Solía vérsele tumbado al sol en el parque del barrio. Podía ser muy amistoso y no lo hacía para ganarse un mendrugo o las sobras de quienes comían en las bancas. Sus ojos me hacían pensar en glorias pasadas, en escenarios sin hambre ni frío. Me pregunto cuándo fue la ultima vez que el agua tocó su cuerpo. Capas de suciedad daban a su pelo un aspecto salvaje, pero no lo era. Me recordaba a esos viejos sadhus que reposan bajo un árbol y se dejan retratar por los turistas curiosos.
¿Dormiría a la intemperie o alguien le facilitaría el quicio de su casa? Para muchos era un personaje invisible, para otros, parte del paisaje. No se puede vivir sin comida, y ¿sin caricias? Esa otra fuente que nutre no sólo el cuerpo, sino las fibras que entretejen nuestro ser. Pero su ser seguramente había abandonado toda esperanza y se limitaba a llenar el presente: a gozar unos tímidos rayos de sol, a yacer sobre la hierba recién podada, a contemplar a sus semejantes más afortunados y a dormir.
Su presencia incitaba a cuestionar una sociedad indiferente que podía pasar de largo ante su imagen ¿Cómo llegó a ese punto? ¿Qué pasado lo orilló a vivir en la calle? ¿o había nacido ahí? Hay quienes parecen no haber tenido una madre, que no nacieron sino aparecieron, y así se desvanecerán un día, sin dejar rastro. Nadie lo echaría de menos, sólo yo, quien me preocupaba por su origen y su destino, por evitar que otros terminaran en el arroyo, sin un techo, cuidados ni cariño.

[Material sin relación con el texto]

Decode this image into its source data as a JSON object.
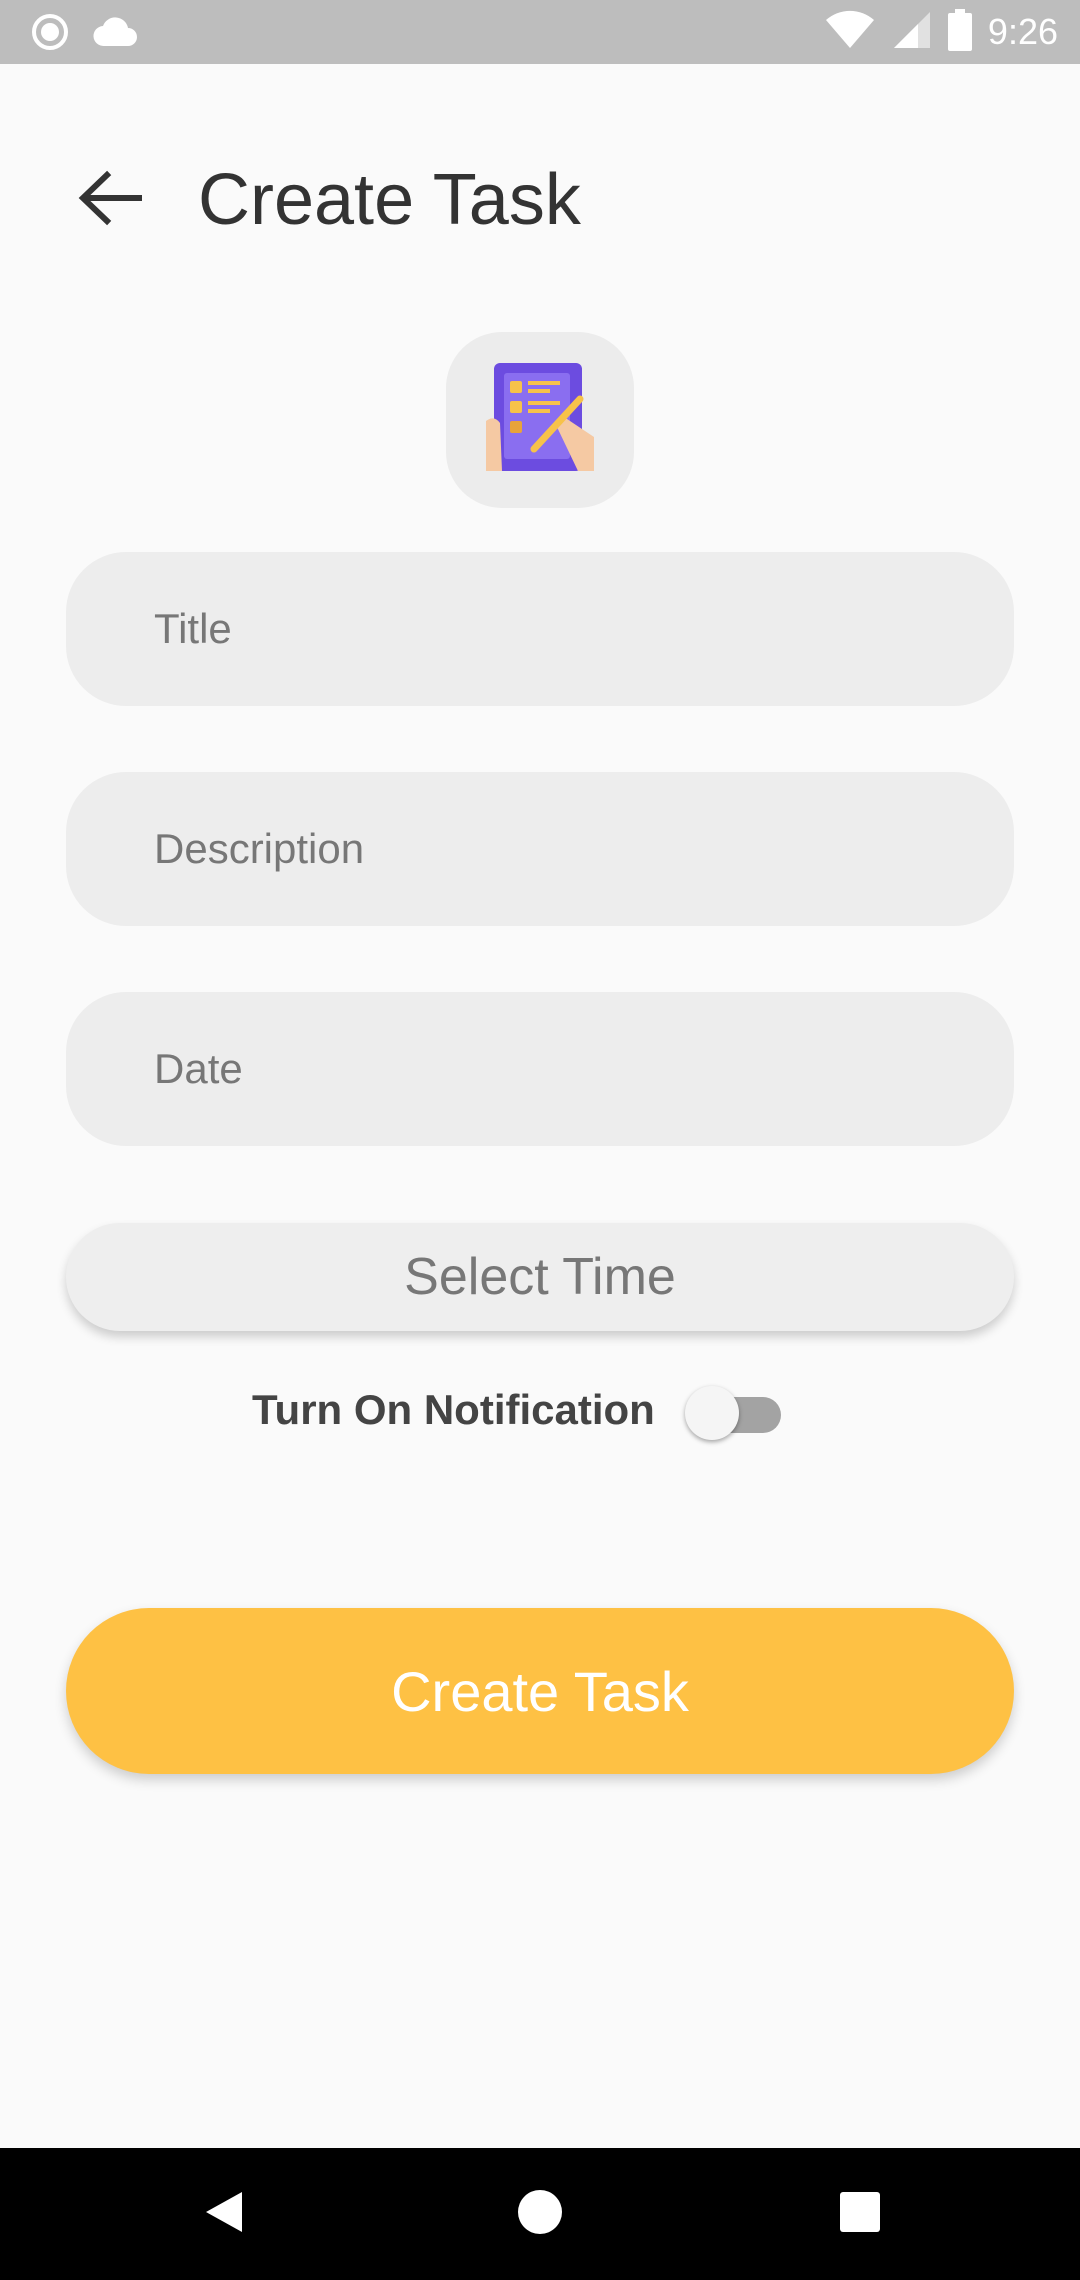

Había millones como él ¿por qué este sería distinto? No tenía nada de especial, pero yo lo había visto y él a mi y eso creó un vínculo silencioso entre los dos. Me costaba desviar la mirada e ignorar que el mundo es injusto o -en opinión de un budista- perfecto e incomprensible.

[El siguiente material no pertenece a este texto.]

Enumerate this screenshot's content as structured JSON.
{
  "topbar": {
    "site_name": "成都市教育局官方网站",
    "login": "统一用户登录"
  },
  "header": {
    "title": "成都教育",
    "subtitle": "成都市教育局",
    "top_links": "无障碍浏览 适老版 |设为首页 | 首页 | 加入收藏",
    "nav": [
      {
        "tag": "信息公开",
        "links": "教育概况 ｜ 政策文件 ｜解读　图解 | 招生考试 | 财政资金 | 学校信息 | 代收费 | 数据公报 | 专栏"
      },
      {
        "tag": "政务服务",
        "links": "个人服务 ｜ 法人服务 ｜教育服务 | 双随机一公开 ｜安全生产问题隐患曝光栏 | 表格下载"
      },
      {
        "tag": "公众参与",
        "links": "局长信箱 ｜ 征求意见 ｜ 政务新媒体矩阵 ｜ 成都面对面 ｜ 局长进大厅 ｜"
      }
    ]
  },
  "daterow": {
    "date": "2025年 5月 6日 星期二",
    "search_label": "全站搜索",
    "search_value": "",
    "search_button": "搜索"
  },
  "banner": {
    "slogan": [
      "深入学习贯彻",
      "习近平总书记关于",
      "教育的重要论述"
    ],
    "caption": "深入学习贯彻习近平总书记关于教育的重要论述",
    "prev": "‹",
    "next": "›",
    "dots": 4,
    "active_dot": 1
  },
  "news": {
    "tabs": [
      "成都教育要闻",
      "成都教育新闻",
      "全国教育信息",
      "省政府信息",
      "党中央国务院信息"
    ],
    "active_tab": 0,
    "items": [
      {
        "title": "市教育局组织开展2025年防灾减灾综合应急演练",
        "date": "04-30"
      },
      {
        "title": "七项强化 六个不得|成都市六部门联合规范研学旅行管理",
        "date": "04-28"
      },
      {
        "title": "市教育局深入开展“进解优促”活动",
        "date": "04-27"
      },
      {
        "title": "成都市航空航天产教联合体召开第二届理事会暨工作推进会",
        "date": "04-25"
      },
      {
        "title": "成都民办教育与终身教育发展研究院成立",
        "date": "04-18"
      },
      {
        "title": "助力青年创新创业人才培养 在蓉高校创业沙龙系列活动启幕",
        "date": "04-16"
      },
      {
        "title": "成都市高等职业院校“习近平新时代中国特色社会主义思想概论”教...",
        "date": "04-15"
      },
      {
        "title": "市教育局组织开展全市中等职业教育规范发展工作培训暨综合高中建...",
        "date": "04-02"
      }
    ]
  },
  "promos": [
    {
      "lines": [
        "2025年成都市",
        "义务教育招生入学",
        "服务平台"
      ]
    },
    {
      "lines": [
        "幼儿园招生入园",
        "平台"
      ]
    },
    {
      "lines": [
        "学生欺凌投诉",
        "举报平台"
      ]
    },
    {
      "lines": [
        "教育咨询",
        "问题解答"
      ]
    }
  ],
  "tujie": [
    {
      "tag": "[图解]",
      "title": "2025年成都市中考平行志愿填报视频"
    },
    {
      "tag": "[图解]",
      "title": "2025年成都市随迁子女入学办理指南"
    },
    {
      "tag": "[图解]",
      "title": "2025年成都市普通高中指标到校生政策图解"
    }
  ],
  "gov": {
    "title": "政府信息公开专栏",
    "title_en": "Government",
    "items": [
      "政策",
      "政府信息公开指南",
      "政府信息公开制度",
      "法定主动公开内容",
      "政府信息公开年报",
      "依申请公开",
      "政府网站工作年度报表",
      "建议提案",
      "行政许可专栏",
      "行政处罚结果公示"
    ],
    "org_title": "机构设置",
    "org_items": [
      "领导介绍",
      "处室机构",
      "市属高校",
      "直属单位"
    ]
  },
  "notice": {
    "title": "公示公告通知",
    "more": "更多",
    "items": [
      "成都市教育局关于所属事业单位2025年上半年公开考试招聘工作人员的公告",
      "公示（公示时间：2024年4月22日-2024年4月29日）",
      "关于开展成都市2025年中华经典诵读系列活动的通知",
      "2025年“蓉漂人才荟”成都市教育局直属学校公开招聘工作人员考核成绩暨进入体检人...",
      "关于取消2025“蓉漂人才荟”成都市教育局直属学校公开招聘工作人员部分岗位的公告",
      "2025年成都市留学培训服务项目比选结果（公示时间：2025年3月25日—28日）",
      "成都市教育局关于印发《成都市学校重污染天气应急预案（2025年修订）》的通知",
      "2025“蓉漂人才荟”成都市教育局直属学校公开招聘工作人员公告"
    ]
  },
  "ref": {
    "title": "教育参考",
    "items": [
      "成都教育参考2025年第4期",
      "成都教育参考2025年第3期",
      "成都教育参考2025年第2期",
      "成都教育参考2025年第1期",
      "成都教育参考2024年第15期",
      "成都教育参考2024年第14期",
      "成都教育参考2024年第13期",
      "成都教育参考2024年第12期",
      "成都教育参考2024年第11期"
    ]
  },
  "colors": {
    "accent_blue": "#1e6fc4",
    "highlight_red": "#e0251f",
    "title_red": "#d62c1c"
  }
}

Un buen día no apareció más por el parque. Transcurrieron semanas y no se le vio más. Pregunté a los vecinos y pocos lo recordaban siquiera. Uno más de tantos extraviados en la masa gris de la urbe.
Lo imaginé feliz, descansando por fin en un lugar limpio y cálido, mirando a otro humano como sólo ellos saben hacerlo, con esos ojos que vuelcan el corazón al compás de su cola sacudiendo el viento.